My grandmother, who lives alone, and is visited seldomly, depends very much on the few regular interactions she has with people. The coming of the maid, for instance, is a vital event in the life cycle of a day. Without the maid, the day is squalid and forlorn; my grandmother ruminates variedly on the possibility that the maid has got pregnant, or that she has found another house, or that she is locked in a coup with the other scheming servants of the apartment complex.

Nearly as important, is the arrival of the poo-kaari with her grass bundle of flowers. In this case, my grandmother doesn't actually see the poo-kaari. She only hears the odd scramble of the grass against the door as the small woman tucks the bundle behind the latch.

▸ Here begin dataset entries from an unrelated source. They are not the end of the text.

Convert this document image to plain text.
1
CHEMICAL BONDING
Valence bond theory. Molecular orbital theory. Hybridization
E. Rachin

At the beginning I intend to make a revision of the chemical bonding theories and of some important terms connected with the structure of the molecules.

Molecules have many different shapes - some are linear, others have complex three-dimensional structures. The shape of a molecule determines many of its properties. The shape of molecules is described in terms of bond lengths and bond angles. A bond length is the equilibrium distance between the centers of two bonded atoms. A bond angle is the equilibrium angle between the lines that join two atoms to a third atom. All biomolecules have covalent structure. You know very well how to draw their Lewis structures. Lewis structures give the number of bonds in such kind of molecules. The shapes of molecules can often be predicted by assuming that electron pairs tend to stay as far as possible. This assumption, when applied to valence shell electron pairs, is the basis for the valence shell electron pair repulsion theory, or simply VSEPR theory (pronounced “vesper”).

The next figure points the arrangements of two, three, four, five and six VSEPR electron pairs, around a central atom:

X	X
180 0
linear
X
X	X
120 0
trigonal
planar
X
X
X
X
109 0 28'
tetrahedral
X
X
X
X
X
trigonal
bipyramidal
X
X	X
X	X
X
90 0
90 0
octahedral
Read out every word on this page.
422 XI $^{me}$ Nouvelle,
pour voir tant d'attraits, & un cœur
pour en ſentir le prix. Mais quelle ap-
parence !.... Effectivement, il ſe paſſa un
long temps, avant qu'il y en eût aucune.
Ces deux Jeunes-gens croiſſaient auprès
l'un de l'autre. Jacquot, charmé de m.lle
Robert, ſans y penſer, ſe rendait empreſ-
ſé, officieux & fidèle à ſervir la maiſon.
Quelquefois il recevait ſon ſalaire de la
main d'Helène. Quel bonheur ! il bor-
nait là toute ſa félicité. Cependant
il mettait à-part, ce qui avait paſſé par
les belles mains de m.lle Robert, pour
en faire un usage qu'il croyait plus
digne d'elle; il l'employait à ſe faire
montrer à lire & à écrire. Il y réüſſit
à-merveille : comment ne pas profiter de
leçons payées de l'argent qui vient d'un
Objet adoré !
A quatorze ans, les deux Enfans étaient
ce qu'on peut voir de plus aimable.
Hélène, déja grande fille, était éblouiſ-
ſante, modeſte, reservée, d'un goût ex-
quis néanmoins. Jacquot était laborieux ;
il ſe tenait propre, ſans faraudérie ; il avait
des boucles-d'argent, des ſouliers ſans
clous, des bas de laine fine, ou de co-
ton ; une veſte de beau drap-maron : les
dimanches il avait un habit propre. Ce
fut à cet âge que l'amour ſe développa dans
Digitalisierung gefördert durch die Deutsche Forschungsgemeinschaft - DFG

When lying down, my grandmother typically takes time to get off bed to reach the door or telephone. In the interim, as she grips first the bed and then the walls for support, she will advertise the identity of the person she believes is at the entrance or at the phone:
"Must be Baba. He hasn't called in nine days. Must be Baba."

I notice that she does this even if, at the time the telephone (or door-bell) rings, she is positioned close to the telephone (or door). If this is the case, she merely says it much faster, in a hasty rumble-off-the-cliff way, as if all that matters between her and eternity is that she has said those words:
"MustBaba. Hasn't calledninedays. Baba."

When my grandmother speaks of the way her mother was ill-treated by her brother before she died, she is most passionate when she recounts the way her mother was denied her quota of television. The television is an old person's only friend, she says. Never take from an old person her television.

And so my grandmother, the seasoned, Tamil, pottu-wearing Eleanor Rigby will pass before me as a mirage of that which is observed in particles but never assembled.